On the one hand, in the UK, zero-rated (exempt with credit) transactions are treated for VAT purposes as taxable transactions, albeit the rate of tax applied is zero. Indeed, when a UK business makes zero-rated supplies, these are included in its calculation of taxable turnover or income and a business becomes liable to register for UK VAT if its taxable turnover, including zero-rated turnover, exceeds the UK's VAT registration threshold.
On the other hand, the directive refers to transactions that are exempt from VAT albeit that some transactions are exempt with an entitlement to a refund of the tax paid at the preceding stage. Nowhere in the directive are such transactions ever referred to as taxable transactions; they are always referred to as exempt transactions.

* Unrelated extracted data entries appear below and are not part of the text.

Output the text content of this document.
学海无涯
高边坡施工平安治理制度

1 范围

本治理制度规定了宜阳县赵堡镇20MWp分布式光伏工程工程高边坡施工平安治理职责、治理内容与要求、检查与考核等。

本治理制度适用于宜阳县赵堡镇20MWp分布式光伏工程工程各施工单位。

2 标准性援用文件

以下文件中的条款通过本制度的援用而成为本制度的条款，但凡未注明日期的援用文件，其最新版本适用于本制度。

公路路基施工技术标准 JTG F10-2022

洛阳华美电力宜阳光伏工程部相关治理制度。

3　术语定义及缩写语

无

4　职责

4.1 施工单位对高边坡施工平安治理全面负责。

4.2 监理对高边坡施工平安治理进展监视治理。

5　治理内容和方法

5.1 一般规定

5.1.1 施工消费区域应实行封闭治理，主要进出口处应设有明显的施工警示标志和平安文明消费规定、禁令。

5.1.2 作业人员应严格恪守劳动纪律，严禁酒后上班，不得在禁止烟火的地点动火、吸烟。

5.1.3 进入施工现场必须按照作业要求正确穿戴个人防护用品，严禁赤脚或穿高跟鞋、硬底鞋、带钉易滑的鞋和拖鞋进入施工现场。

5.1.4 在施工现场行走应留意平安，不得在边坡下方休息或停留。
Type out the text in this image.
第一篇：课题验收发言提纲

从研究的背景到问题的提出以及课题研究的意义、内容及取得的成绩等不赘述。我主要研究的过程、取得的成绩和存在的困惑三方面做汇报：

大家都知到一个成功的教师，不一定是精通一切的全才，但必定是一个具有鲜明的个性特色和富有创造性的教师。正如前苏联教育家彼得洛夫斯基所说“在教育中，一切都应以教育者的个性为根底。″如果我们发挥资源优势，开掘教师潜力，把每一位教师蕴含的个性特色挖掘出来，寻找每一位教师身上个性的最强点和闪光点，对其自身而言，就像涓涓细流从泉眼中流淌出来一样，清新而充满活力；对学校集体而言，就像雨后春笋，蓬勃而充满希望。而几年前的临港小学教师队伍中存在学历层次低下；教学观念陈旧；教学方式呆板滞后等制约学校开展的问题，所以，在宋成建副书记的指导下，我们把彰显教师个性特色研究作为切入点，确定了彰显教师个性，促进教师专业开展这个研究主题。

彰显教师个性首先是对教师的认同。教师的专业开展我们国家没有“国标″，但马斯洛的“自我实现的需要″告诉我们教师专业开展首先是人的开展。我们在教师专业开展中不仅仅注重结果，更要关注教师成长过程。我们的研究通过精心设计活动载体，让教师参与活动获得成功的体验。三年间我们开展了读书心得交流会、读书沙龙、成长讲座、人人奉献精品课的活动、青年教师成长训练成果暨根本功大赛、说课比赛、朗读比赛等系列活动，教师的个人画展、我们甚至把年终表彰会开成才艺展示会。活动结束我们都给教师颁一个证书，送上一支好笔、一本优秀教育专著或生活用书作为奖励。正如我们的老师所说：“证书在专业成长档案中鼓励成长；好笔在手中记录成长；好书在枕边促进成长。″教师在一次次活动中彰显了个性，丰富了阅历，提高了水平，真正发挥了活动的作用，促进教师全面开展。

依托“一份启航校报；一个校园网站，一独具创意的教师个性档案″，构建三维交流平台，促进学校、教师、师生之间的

Interestingly, the European Commission has made a distinction between transactions that are exempt with no right of recovery under the core provisions of Article 13, and exempt transactions that do carry a right of recovery. See European Commission v Federal Republic of Germany [1996] STC 843: 'exemptions, strictly interpreted, are not exemptions accompanied by reimbursement of the tax paid at the previous stage'. I am not suggesting that such a distinction carries any weight, but rather that, in the circumstances it is noteworthy that the distinction is made at all.
Whether the European Court of Justice will adopt the UK's definition of taxable transactions, which includes supplies that are exempt with credit, or prefer the directive's terminology, such that exempt transactions with credit for tax paid at the previous stage can never be termed taxable transactions, is of paramount importance not only to Marks & Spencer, but also to thousands of other potential claimants.
Whatever the outcome, it will have taken the best part of 12 years for the matter to be resolved. Even when the legal issues have been determined, if Customs lose the arguments, it is likely to take a further couple of years for them to make the necessary repayments.                   

11 years on …

In the days of the final throes of the last Tory Government, Ken Clarke assured the House of Commons during the 1996 Budget debate (Hansard, 3 December 1996, column 899) that, 'Lawyers may challenge the measures if they wish, but we are satisfied that we are within the law'. I am sure he never expected that the lawyers would still be challenging them in 2007.                                       
Graham C Brearley LLB (Hons) is senior VAT manager with Grant Thornton UK LLP. The views expressed in this article are the author's own and not necessarily the views of the firm.